Les retraites de misère des chibanis qui ont trimé en France

Chibanis au Café social

En France, le débat sur les retraites fait rage. Les actions de protestations se multiplient et de nombreux Français dénoncent la précarité d'une frange de ces retraités qui ont pourtant exercé des métiers difficiles. Parmi ces franges, les chibanis – ces hommes venus d'Algérie, de Tunisie et du Maroc, qui ont souvent occupé des fonctions très dures et qui se retrouvent à la fin de leur vie avec des pensions de misère.

Ils sont les oubliés du système de retraites français. Ayant quitté leur pays dans des circonstances difficiles à l'époque de la colonisation, les chibanis ont durement travaillé dans des secteurs comme les mines et la voirie ; peu valorisants sur le plan des salaires et donc des retraites. Pour mieux vivre, des associations viennent en aide à cette frange. C'est le cas de l'association le Café Social de Metz. Avec le slogan « Bien vieillir ensemble, vous accompagner dans votre vie est notre priorité », cette association vient en aide notamment à ces chibanis.

Laura Tared, la présidente de l'association, qui s'est confiée au blog « bondyblog », témoigne :« Quand j'étais enfant, mon père allait jouer au loto avec les chibanis du foyer Sonacotra et me cachait sous le manteau parce que les visites de femmes et d'enfants étaient interdites. Pendant qu'ils discutaient, je faisais mes devoirs, ou je mangeais dans les marmites de son ami Ali ». « Une fois adulte, je suis retournée dans ce même foyer pour prendre des nouvelles d'Ali. On m'a annoncé qu'il était mort. À 91 ans, seul au troisième étage », raconte-t-elle. C'est ce qui a amené cette femme à entreprendre des actions pour aider cette frange. Elle a donc ouvert ce café social qui sert de lieu de rencontre et d'entraide.

Nombreux à être illettrés, ces chibanis ne sont également pas au courant de leurs droits. « J'ai eu envie d'accompagner les chibanis dans leur accès aux droits.

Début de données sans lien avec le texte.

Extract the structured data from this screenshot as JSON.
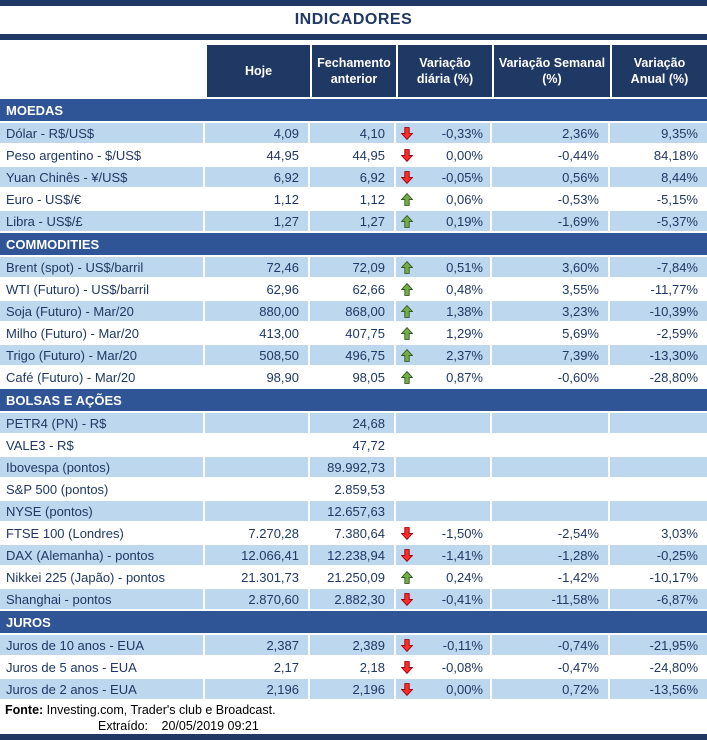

Mais aussi d'accueillir des personnes de tous âges et de tous horizons, afin qu'ils passent des moments plus joyeux que ce qu'ils ont connu au travail », explique la présidente de cette association.

Ces chibanis ont durement travaillé et sont ingratement récompensés. Leurs retraites ne leur permettent pas de vivre dignement. « La situation est effrayante. Le niveau de retraite de certains d'entre eux, qui dépassent à peine les 500 euros, est préoccupant. D'autres sont en situation de handicap, et ne connaissent pas leur droit à un accompagnement plus adapté », témoigne encore Laura Tared.

Concrètement, ces immigrés ne maîtrisent pas parfaitement le Français. Cela est un obstacle de taille pour accéder à l'information. « Leur obstacle majeur, c'est la barrière de la langue et le contact avec les caisses de retraite. Ils sont si peu accompagnés qu'ils se contentent d'une retraite qui n'en est pas une. Ici, on les aide pour les démarches », indique la présidente de l'association, qui révèle qu' au Café Social, 45 % des dossiers d'accompagnement traités concernent la difficulté d'accès à la retraite, avec la problématique sous-jacente de la communication avec les institutions.

Il faut rappeler que ces immigrés souffrent notamment dans les périodes de crise. Lors de la pandémie du covid-19, ils étaient nombreux à être livrés à eux même. Ces personnes âgées, très souvent malades, ont été particulièrement exposées au risque de contamination au coronavirus. Là encore, ils étaient les grands oubliés des autorités françaises.